Turn on extended thinking for Anthropic and OpenAI with one switch, control depth and whether the trace is returned, and read the reasoning tokens back from every run.

Reasoning and thinking

Modern Anthropic and OpenAI models can spend extra tokens "thinking" before they answer. dendrux exposes this as a small, uniform set of controls that work the same way across both vendors, and it threads the resulting reasoning — token counts and, where the vendor returns it, the summary text — through the same run-result, persistence, streaming, and dashboard rails as everything else.

It is off by default. Every existing app keeps its exact behavior until you opt in. Everything below is read from the dendrux==0.2.0a4 source.

The controls

The reasoning knobs are constructor arguments on the provider, and every one of them can also be overridden per call via agent.run(...) / agent.stream(...) kwargs.

Control	Type	Default	Meaning
`thinking`	`bool`	`False`	Master switch. Off → no reasoning request is sent at all.
`effort`	`str \| None`	`None`	Depth: `low` \| `medium` \| `high` \| `xhigh` (`"extra"` is an alias for `xhigh`).
`show_thinking`	`bool`	`True`	When thinking is on: `True` returns the summarized trace; `False` omits it (faster first token).
`thinking_budget`	`int \| None`	`None`	Anthropic only. Forces legacy manual thinking with a fixed token budget. `None` → adaptive thinking.

from dendrux import Agent
from dendrux.llm.anthropic import AnthropicProvider
 
agent = Agent(
    prompt="…",
    provider=AnthropicProvider(model="claude-opus-4-8", thinking=True, effort="high"),
)
 
# Per-call override — turn thinking up for one hard question, off for the rest.
await agent.run("Prove this edge case is unreachable.", effort="max")

effort is the cross-vendor vocabulary. max is Anthropic-only; OpenAI additionally accepts none / minimal. Each provider normalizes the value to its own API field, so you write one word and it lands correctly on either vendor.

What each provider does

The switch is uniform; what the vendor returns is not. The key split is token counts everywhere, summary text only where the API offers it.

Provider	Mode	Reasoning text?	Notes
`AnthropicProvider`	Adaptive by default; `thinking_budget` switches to legacy manual	Yes — summarized (`show_thinking=True`)	`temperature` is dropped while thinking is on (incompatible).
`OpenAIResponsesProvider`	Reasoning via the Responses API	Yes — summary (`show_thinking=True`)	The provider to use when you want gpt-5 / o-series thinking as text.
`OpenAIProvider` (Chat Completions)	`effort` → `reasoning_effort`	No	Chat Completions returns reasoning token counts only, never the trace.

Adaptive thinking is the only mode current Anthropic models (4.6–4.8 / Fable / Mythos) support; thinking_budget exists for older models and fixed-cost workloads. See Models and providers for picking between the two OpenAI providers.

Reading reasoning back

Reasoning rides the existing token-and-evidence rails, so it shows up everywhere usage already does.

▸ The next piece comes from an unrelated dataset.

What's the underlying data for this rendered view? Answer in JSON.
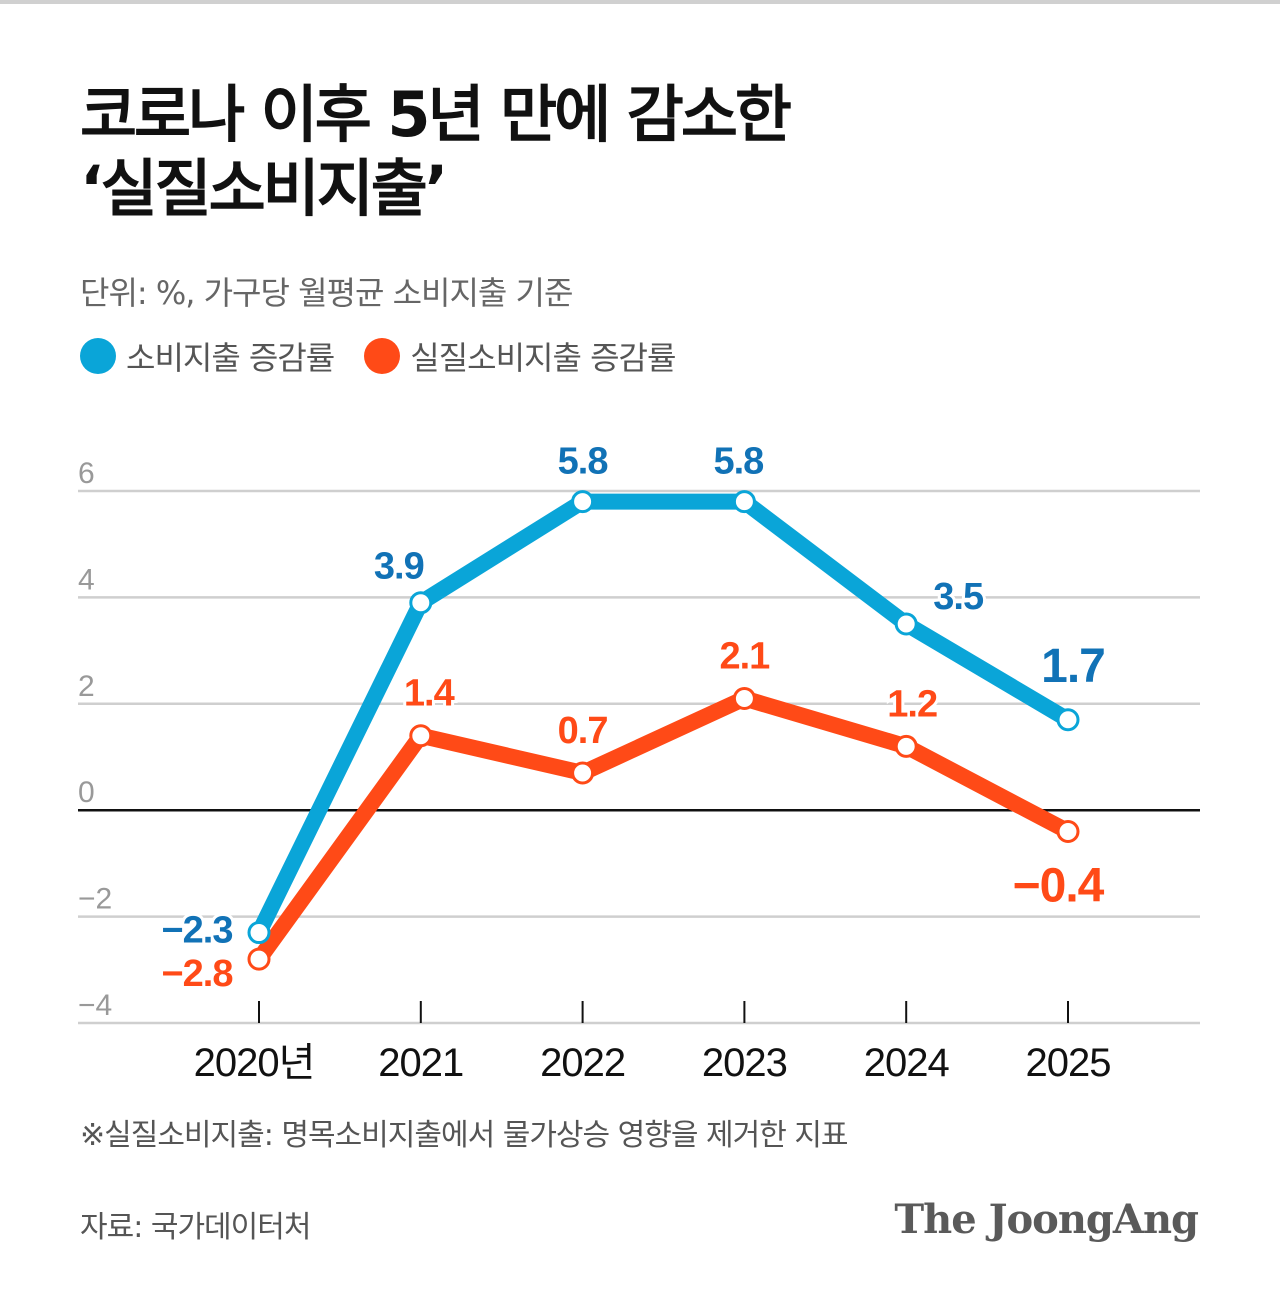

On the run result. RunResult.usage.reasoning_tokens is the run total (None if the provider did not report it):

result = await agent.run("…")
print(result.usage.reasoning_tokens)   # e.g. 72

While streaming. When the vendor returns a trace, agent.stream(...) emits REASONING_DELTA events alongside the usual text deltas; the chunk text is on event.text.

from dendrux.types import RunEventType
 
async for event in agent.stream("…"):
    if event.type == RunEventType.REASONING_DELTA:
        print(event.text, end="")

From the store, after the fact. Per-call reasoning is on LLMCall and the run total is on RunDetail:

Field	Where	Meaning
`LLMCall.reasoning_tokens`	per LLM call	reasoning tokens for that call
`LLMCall.reasoning`	per LLM call	summary text for that call, if returned
`RunDetail.total_reasoning_tokens`	per run	summed across the run

These are backed by three nullable columns added without breaking the schema — llm_interactions.reasoning_tokens, token_usage.reasoning_tokens, and agent_runs.total_reasoning_tokens (see State persistence). The dashboard surfaces the same numbers: a run-header total, a per-call stat, and the summary text in the payload inspector.

Reasoning tokens and your budget

Reasoning tokens are billed inside output_tokens — the provider already counts them there. dendrux reports reasoning_tokens as an informational breakdown and never adds it on top of the output total, so a budget is not double-charged. Turning thinking on will raise output-token spend (that is the point); the budget sees that spend through the normal output count, with the reasoning portion broken out so you can see how much of it was thinking.

Backward compatibility

thinking defaults to False, the new persistence columns are nullable, and the cross-vendor effort values are opt-in — so an app that never sets these controls sends the exact same requests and stores the exact same rows it did before reasoning existed. A reasoning kwarg meant for one provider (e.g. thinking on the Chat Completions provider, which has no trace to return) is accepted and ignored rather than forwarded into a request that would break.